Re: [DISCUSS] Integrate Flink SQL well with Hive ecosystem

Zhang, Xuefu Mon, 15 Oct 2018 12:11:00 -0700

Hi Bowen,

Thank you for your feedback and interest in the project. Your contribution is 
certainly welcome. Per your suggestion, I have created an Uber JIRA 
(https://issues.apache.org/jira/browse/FLINK-10556) to track our overall effort 
on this. For each subtask, we'd like to see a short description on the status 
quo and what is planned to add or change. Design doc should be provided when 
it's deemed necessary.


I'm looking forward to seeing your contributions!

Thanks,
Xuefu



Thanks,
Xuefu 


------------------------------------------------------------------
Sender:Bowen <bowenl...@gmail.com>
Sent at:2018 Oct 13 (Sat) 21:55
Recipient:Xuefu <xuef...@alibaba-inc.com>; Fabian Hueske <fhue...@gmail.com>
Cc:dev <dev@flink.apache.org>; user <u...@flink.apache.org>
Subject:Re: [DISCUSS] Integrate Flink SQL well with Hive ecosystem


Thank you Xuefu, for bringing up this awesome, detailed proposal! It will 
resolve lots of existing pain for users like me.

In general, I totally agree that improving FlinkSQL's completeness would be a 
much better start point than building 'Hive on Flink', as the Hive community is 
concerned about Flink's SQL incompleteness and lack of proven batch performance 
shown in https://issues.apache.org/jira/browse/HIVE-10712. Improving FlinkSQL 
seems a more natural direction to start with in order to achieve the 
integration.

Xuefu and Timo has laid a quite clear path of what to tackle next. Given that 
there're already some efforts going on, for item 1,2,5,3,4,6 in Xuefu's list, 
shall we:

identify gaps between a) Xuefu's proposal/discussion result in this thread and 
b) all the ongoing work/discussions?
then, create some new top-level JIRA tickets to keep track of and start more 
detailed discussions with?
It's gonna be a great and influential project , and I'd love to participate 
into it to move FlinkSQL's adoption and ecosystem even further.

Thanks,
Bowen


在 2018年10月12日，下午3:37，Jörn Franke <jornfra...@gmail.com> 写道：


Thank you very nice , I fully agree with that. 

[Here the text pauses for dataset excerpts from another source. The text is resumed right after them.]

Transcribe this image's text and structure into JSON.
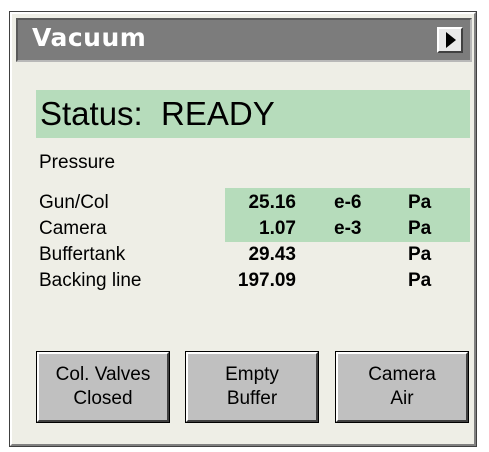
{
  "window": {
    "title": "Vacuum",
    "menu_icon": "triangle-right-icon"
  },
  "status": {
    "text": "Status:  READY"
  },
  "pressure": {
    "heading": "Pressure",
    "rows": [
      {
        "label": "Gun/Col",
        "value": "25.16",
        "exponent": "e-6",
        "unit": "Pa",
        "highlighted": true
      },
      {
        "label": "Camera",
        "value": "1.07",
        "exponent": "e-3",
        "unit": "Pa",
        "highlighted": true
      },
      {
        "label": "Buffertank",
        "value": "29.43",
        "exponent": "",
        "unit": "Pa",
        "highlighted": false
      },
      {
        "label": "Backing line",
        "value": "197.09",
        "exponent": "",
        "unit": "Pa",
        "highlighted": false
      }
    ]
  },
  "buttons": {
    "col_valves": {
      "line1": "Col. Valves",
      "line2": "Closed"
    },
    "empty_buffer": {
      "line1": "Empty",
      "line2": "Buffer"
    },
    "camera_air": {
      "line1": "Camera",
      "line2": "Air"
    }
  },
  "colors": {
    "highlight": "#b6dcbb",
    "panel": "#eeeee6",
    "titlebar": "#7c7c7c",
    "button": "#c0c0c0"
  }
}
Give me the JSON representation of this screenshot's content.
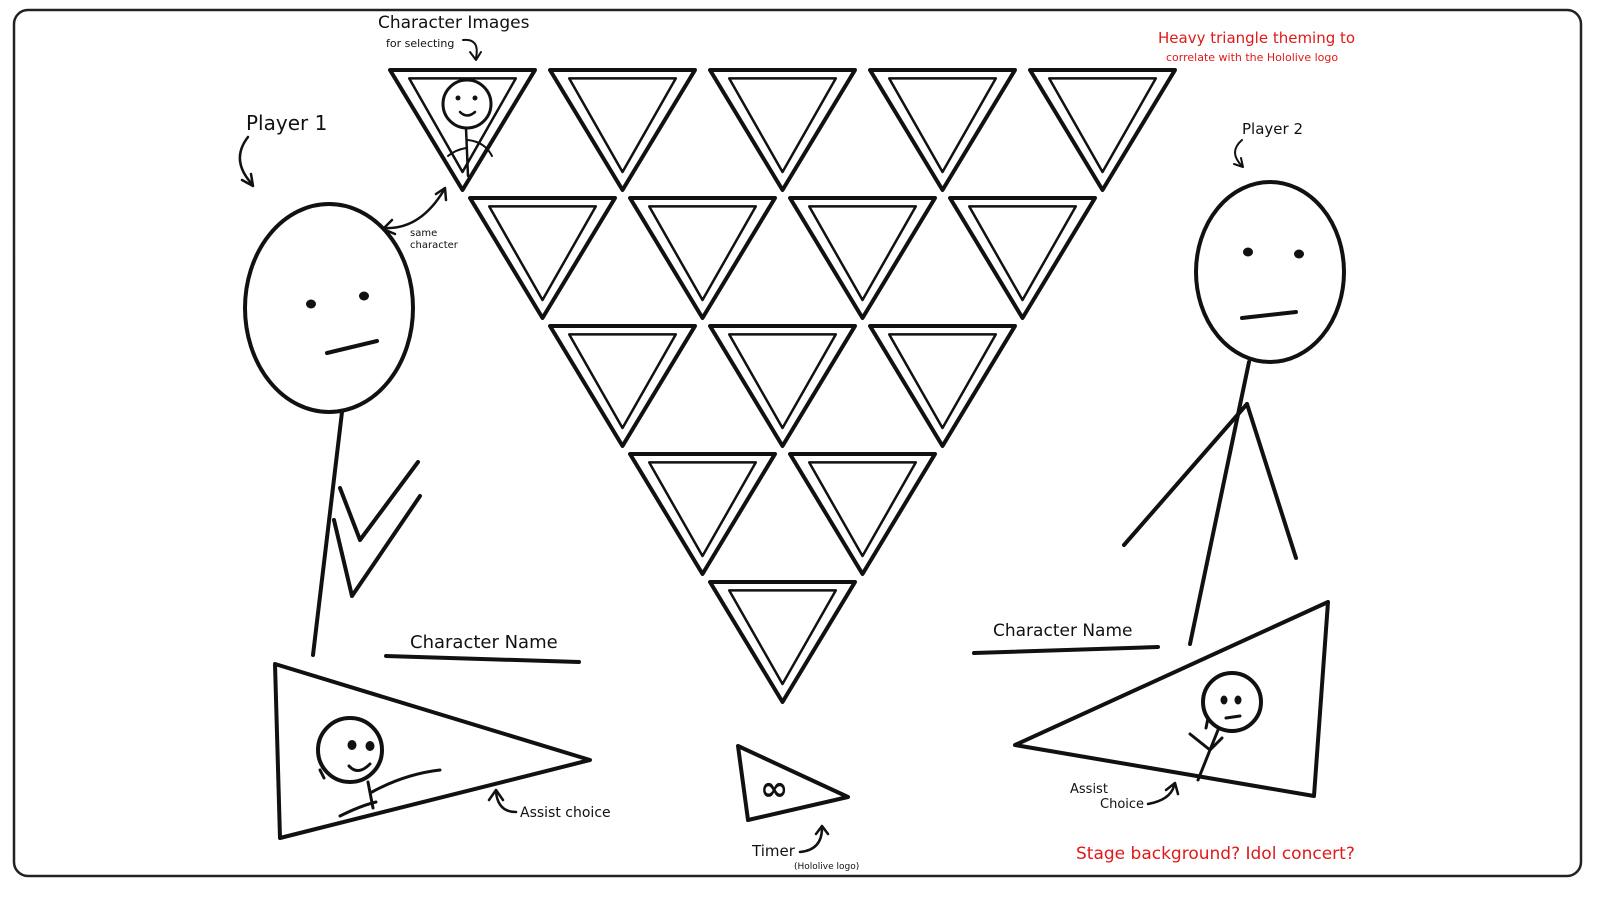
{
  "annotations": {
    "character_images": "Character Images",
    "for_selecting": "for selecting",
    "player1": "Player 1",
    "player2": "Player 2",
    "same_character": "same",
    "same_character_2": "character",
    "character_name_left": "Character Name",
    "character_name_right": "Character Name",
    "assist_choice_left": "Assist choice",
    "assist_right_1": "Assist",
    "assist_right_2": "Choice",
    "timer": "Timer",
    "hololive_logo": "(Hololive logo)",
    "timer_symbol": "∞",
    "theme_note_1": "Heavy triangle theming to",
    "theme_note_2": "correlate with the Hololive logo",
    "stage_note": "Stage background? Idol concert?"
  },
  "colors": {
    "ink": "#111111",
    "note_red": "#e01919",
    "frame": "#222222"
  },
  "character_grid": {
    "row_counts": [
      5,
      4,
      3,
      2,
      1
    ]
  }
}
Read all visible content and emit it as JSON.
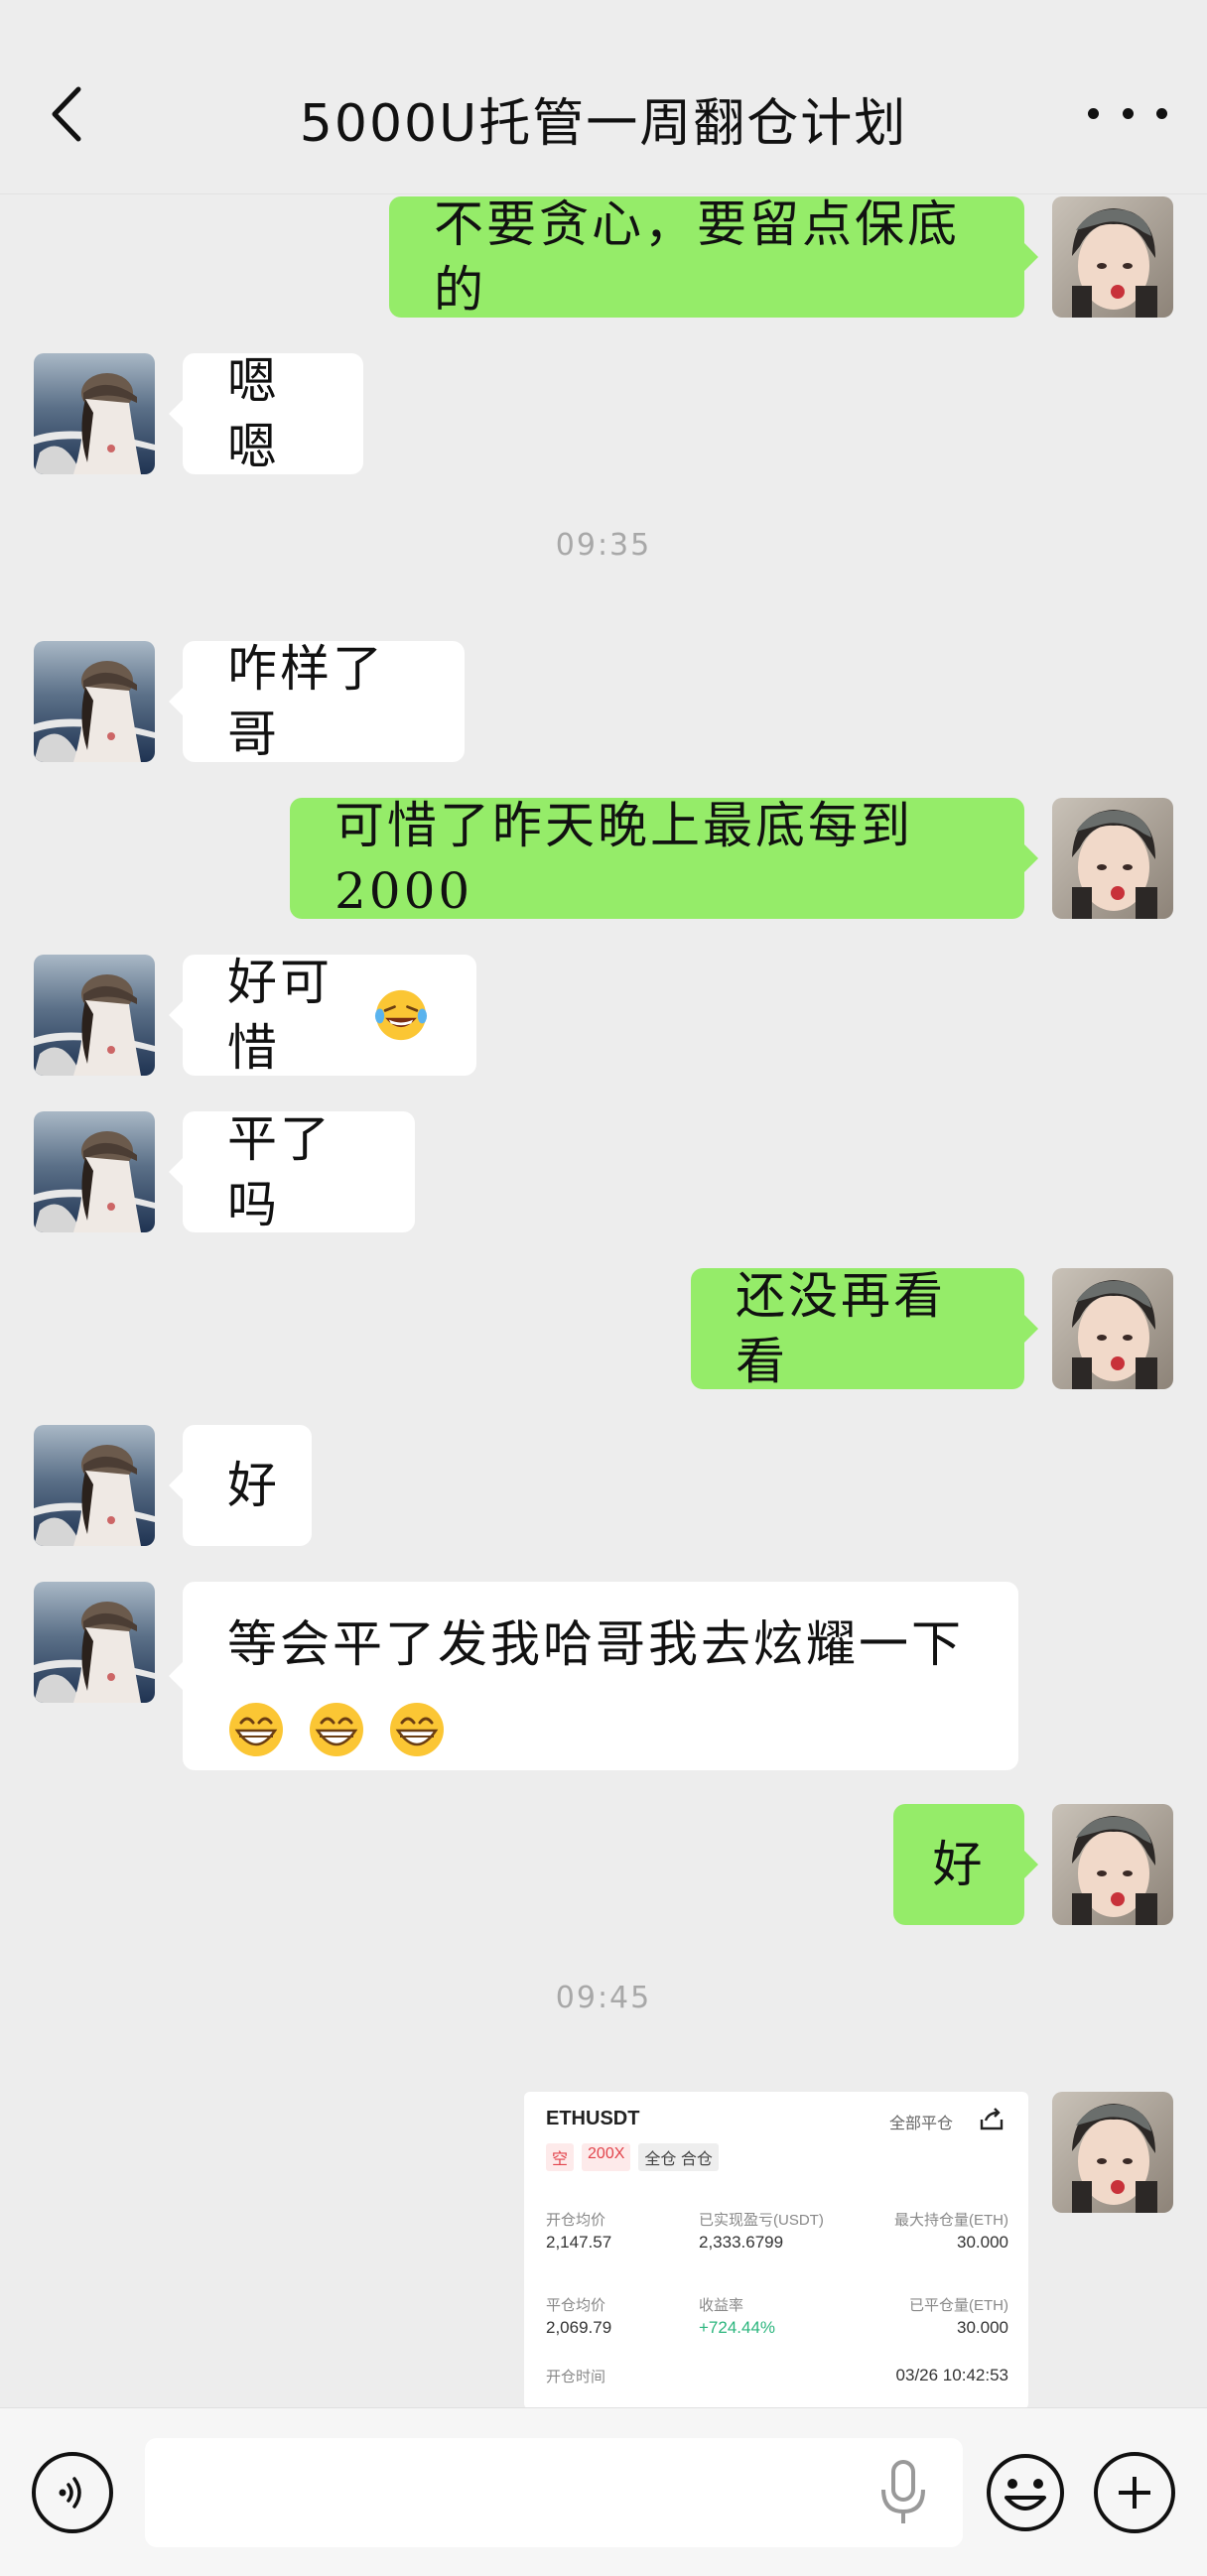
{
  "header": {
    "title": "5000U托管一周翻仓计划"
  },
  "messages": {
    "m1": "不要贪心，要留点保底的",
    "m2": "嗯嗯",
    "t1": "09:35",
    "m3": "咋样了哥",
    "m4": "可惜了昨天晚上最底每到2000",
    "m5": "好可惜",
    "m6": "平了吗",
    "m7": "还没再看看",
    "m8": "好",
    "m9": "等会平了发我哈哥我去炫耀一下",
    "m10": "好",
    "t2": "09:45"
  },
  "card": {
    "symbol": "ETHUSDT",
    "close_all": "全部平仓",
    "side": "空",
    "leverage": "200X",
    "margin_mode": "全仓 合仓",
    "open_avg_label": "开仓均价",
    "open_avg": "2,147.57",
    "realized_label": "已实现盈亏(USDT)",
    "realized": "2,333.6799",
    "max_pos_label": "最大持仓量(ETH)",
    "max_pos": "30.000",
    "close_avg_label": "平仓均价",
    "close_avg": "2,069.79",
    "roi_label": "收益率",
    "roi": "+724.44%",
    "closed_label": "已平仓量(ETH)",
    "closed": "30.000",
    "open_time_label": "开仓时间",
    "open_time": "03/26 10:42:53"
  },
  "colors": {
    "green_bubble": "#95ec69",
    "white_bubble": "#ffffff",
    "background": "#ededed",
    "profit": "#2bb57d",
    "short": "#e2444c"
  },
  "icons": [
    "back-icon",
    "more-icon",
    "voice-icon",
    "mic-icon",
    "emoji-icon",
    "plus-icon",
    "share-icon"
  ]
}
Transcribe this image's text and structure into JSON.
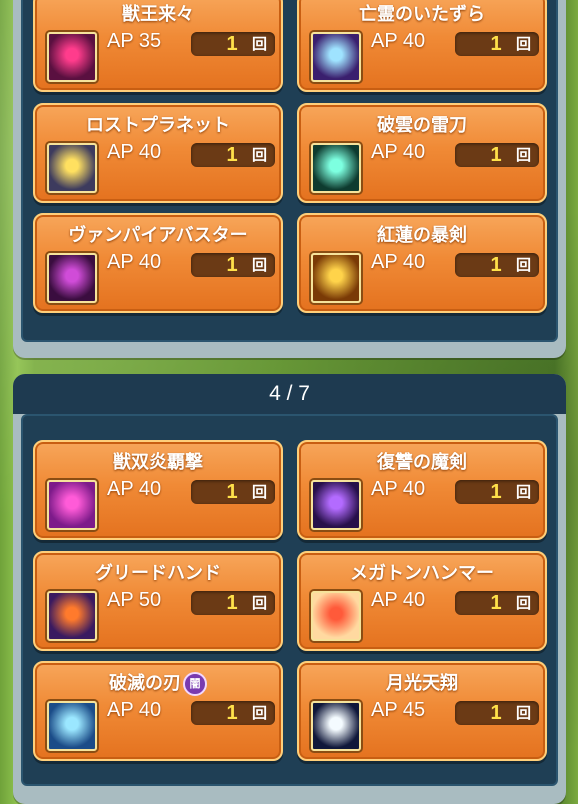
{
  "pages": [
    {
      "cards": [
        {
          "title": "獣王来々",
          "ap": "AP 35",
          "count": "1",
          "unit": "回",
          "icon": "crimson-lattice-icon",
          "colors": [
            "#ff3c8c",
            "#5a1040"
          ]
        },
        {
          "title": "亡霊のいたずら",
          "ap": "AP 40",
          "count": "1",
          "unit": "回",
          "icon": "ghost-skull-icon",
          "colors": [
            "#9fe3ff",
            "#3a1f6e"
          ]
        },
        {
          "title": "ロストプラネット",
          "ap": "AP 40",
          "count": "1",
          "unit": "回",
          "icon": "starburst-icon",
          "colors": [
            "#ffe060",
            "#3d3b5e"
          ]
        },
        {
          "title": "破雲の雷刀",
          "ap": "AP 40",
          "count": "1",
          "unit": "回",
          "icon": "lightning-blade-icon",
          "colors": [
            "#7dffe0",
            "#0e3b2f"
          ]
        },
        {
          "title": "ヴァンパイアバスター",
          "ap": "AP 40",
          "count": "1",
          "unit": "回",
          "icon": "purple-cross-icon",
          "colors": [
            "#d04cd8",
            "#3a0d3f"
          ]
        },
        {
          "title": "紅蓮の暴剣",
          "ap": "AP 40",
          "count": "1",
          "unit": "回",
          "icon": "flame-sword-icon",
          "colors": [
            "#ffd34a",
            "#7a3a06"
          ]
        }
      ]
    },
    {
      "header": "4 / 7",
      "cards": [
        {
          "title": "獣双炎覇撃",
          "ap": "AP 40",
          "count": "1",
          "unit": "回",
          "icon": "pink-slash-icon",
          "colors": [
            "#ff5bd8",
            "#7d1b8a"
          ]
        },
        {
          "title": "復讐の魔剣",
          "ap": "AP 40",
          "count": "1",
          "unit": "回",
          "icon": "violet-blade-icon",
          "colors": [
            "#b36bff",
            "#27104a"
          ]
        },
        {
          "title": "グリードハンド",
          "ap": "AP 50",
          "count": "1",
          "unit": "回",
          "icon": "greed-hand-icon",
          "colors": [
            "#ff7a2c",
            "#3a1a60"
          ]
        },
        {
          "title": "メガトンハンマー",
          "ap": "AP 40",
          "count": "1",
          "unit": "回",
          "icon": "hammer-icon",
          "colors": [
            "#ff5a3a",
            "#ffd9a0"
          ]
        },
        {
          "title": "破滅の刃",
          "badge": "闇",
          "ap": "AP 40",
          "count": "1",
          "unit": "回",
          "icon": "dark-blade-icon",
          "colors": [
            "#9be7ff",
            "#1b4c88"
          ]
        },
        {
          "title": "月光天翔",
          "ap": "AP 45",
          "count": "1",
          "unit": "回",
          "icon": "moonlight-icon",
          "colors": [
            "#f4fbff",
            "#10183a"
          ]
        }
      ]
    }
  ]
}
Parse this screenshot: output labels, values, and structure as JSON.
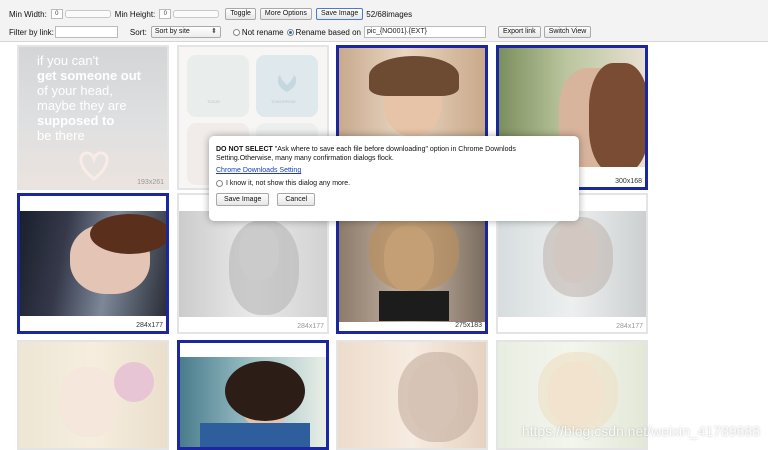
{
  "toolbar": {
    "min_width_label": "Min Width:",
    "min_width_value": "0",
    "min_height_label": "Min Height:",
    "min_height_value": "0",
    "toggle_label": "Toggle",
    "more_options_label": "More Options",
    "save_image_label": "Save Image",
    "image_count": "52/68images",
    "filter_label": "Filter by link:",
    "filter_value": "",
    "sort_label": "Sort:",
    "sort_selected": "Sort by site",
    "not_rename_label": "Not rename",
    "rename_label": "Rename based on",
    "rename_pattern": "pic_{NO001}.{EXT}",
    "export_link_label": "Export link",
    "switch_view_label": "Switch View"
  },
  "images": [
    {
      "dim": "193x261",
      "selected": false,
      "faded": true
    },
    {
      "dim": "",
      "selected": false,
      "faded": true
    },
    {
      "dim": "",
      "selected": true,
      "faded": false
    },
    {
      "dim": "300x168",
      "selected": true,
      "faded": false
    },
    {
      "dim": "284x177",
      "selected": true,
      "faded": false
    },
    {
      "dim": "284x177",
      "selected": false,
      "faded": true
    },
    {
      "dim": "275x183",
      "selected": true,
      "faded": false
    },
    {
      "dim": "284x177",
      "selected": false,
      "faded": true
    },
    {
      "dim": "",
      "selected": false,
      "faded": true
    },
    {
      "dim": "",
      "selected": true,
      "faded": false
    },
    {
      "dim": "",
      "selected": false,
      "faded": true
    },
    {
      "dim": "",
      "selected": false,
      "faded": true
    }
  ],
  "quote_lines": [
    "if you can't",
    "get someone out",
    "of your head,",
    "maybe they are",
    "supposed to",
    "be there"
  ],
  "card_labels": [
    "TODAY",
    "TOMORROW"
  ],
  "dialog": {
    "warning_bold": "DO NOT SELECT",
    "warning_text": " \"Ask where to save each file before downloading\" option in Chrome Downlods Setting.Otherwise, many many confirmation dialogs flock.",
    "link_label": "Chrome Downloads Setting",
    "checkbox_label": "I know it, not show this dialog any more.",
    "save_label": "Save Image",
    "cancel_label": "Cancel"
  },
  "watermark": "https://blog.csdn.net/weixin_41789688",
  "colors": {
    "selected_border": "#1a27a0",
    "toolbar_bg": "#f3f3f3",
    "link": "#1a3cc0"
  }
}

Am 11.10.2018 um 19:31 schrieb Zhang, Xuefu <xuef...@alibaba-inc.com>:

Hi Jörn,

Thanks for your feedback. Yes, I think Hive on Flink makes sense and in fact it 
is one of the two approaches that I named in the beginning of the thread. As 
also pointed out there, this isn't mutually exclusive from work we proposed 
inside Flink and they target at different user groups and user cases. Further, 
what we proposed to do in Flink should be a good showcase that demonstrate 
Flink's capabilities in batch processing and convince Hive community of the 
worth of a new engine. As you might know, the idea encountered some doubt and 
resistance. Nevertheless, we do have a solid plan for Hive on Flink, which we 
will execute once Flink SQL is in a good shape.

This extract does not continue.